Mejorar el funcionamiento del sector de comercio y servicios es mejorar la economía de nuestros hogares. Los ingresos familiares crecen moderadamente, pero su rendimiento puede ser mayor, aumentando su capacidad adquisitiva, con una oferta de servicios más eficiente y variada.
El sector comercial trasciende de su relevancia económica y asume otros valores económicos y sociales relacionados con la renta familiar y el empleo, o la ciudadanía, y su vinculación con la ordenación urbana.

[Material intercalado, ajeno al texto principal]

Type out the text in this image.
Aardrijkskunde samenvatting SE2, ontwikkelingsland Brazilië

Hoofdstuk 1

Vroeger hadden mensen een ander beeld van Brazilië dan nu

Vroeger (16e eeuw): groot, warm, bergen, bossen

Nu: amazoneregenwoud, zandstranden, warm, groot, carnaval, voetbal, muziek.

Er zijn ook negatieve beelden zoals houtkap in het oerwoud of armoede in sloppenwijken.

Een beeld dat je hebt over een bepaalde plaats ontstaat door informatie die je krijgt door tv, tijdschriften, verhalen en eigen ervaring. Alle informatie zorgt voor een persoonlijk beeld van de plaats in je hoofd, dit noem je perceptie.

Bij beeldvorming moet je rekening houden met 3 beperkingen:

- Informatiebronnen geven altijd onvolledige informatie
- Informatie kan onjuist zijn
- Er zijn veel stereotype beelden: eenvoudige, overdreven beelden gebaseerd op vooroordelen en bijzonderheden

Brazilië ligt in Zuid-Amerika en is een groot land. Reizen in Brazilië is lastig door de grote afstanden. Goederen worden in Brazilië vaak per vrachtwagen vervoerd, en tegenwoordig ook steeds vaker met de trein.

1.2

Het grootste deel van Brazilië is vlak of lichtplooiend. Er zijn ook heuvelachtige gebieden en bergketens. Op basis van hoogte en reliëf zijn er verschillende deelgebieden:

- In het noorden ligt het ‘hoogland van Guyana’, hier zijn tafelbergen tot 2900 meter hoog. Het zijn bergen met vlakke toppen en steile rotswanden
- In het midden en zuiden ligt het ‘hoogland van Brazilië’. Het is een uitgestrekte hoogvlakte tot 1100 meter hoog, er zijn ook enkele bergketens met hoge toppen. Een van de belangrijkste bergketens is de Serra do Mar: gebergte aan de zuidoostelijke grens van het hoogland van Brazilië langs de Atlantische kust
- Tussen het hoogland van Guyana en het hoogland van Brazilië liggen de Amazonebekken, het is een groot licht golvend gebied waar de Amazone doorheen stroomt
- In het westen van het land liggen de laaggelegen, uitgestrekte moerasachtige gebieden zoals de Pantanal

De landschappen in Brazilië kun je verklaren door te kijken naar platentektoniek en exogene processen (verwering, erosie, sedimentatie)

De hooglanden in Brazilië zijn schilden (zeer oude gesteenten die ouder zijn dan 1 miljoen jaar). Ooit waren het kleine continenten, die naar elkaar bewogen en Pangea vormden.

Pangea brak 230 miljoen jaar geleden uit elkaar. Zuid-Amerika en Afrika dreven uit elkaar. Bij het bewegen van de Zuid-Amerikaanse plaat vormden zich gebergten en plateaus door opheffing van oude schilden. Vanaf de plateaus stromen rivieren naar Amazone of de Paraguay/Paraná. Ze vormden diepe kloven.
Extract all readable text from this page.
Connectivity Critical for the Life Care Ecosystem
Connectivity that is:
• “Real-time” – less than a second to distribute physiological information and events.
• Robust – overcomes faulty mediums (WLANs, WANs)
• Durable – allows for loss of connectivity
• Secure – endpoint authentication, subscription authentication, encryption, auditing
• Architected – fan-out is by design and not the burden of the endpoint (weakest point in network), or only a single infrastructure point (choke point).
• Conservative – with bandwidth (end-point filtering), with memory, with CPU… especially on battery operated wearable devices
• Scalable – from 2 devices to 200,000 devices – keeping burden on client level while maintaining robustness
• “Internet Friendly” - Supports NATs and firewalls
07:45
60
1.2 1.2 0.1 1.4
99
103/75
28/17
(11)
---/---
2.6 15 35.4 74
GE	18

Con el fin de favorecer este proceso de cambio y con ello mejorar su funcionamiento, es preciso mantener un clima favorable que atraiga la inversión exterior e impulse la inversión propia, dado que la actividad inversora es el motor de la renovación económica en el sector empresarial, elevando su competitividad. Y el sector comercial no es una excepción.
El gran beneficiado por esta renovación, además de las propias empresas, y sus trabajadores, es el ciudadano. Si el sector comercial es eficiente, el ciudadano recibe lo mejor en precio, calidad y atención.
Hay que apoyar procesos de liberalización de los sectores económicos para que los consumidores se beneficien de la apertura de los mercados y de los cambios tecnológicos. Para ello, es necesario que la competencia entre empresas encuentre los menores obstáculos posibles y hay que eliminar barreras de entrada, para que no se produzcan posiciones de dominio de mercado.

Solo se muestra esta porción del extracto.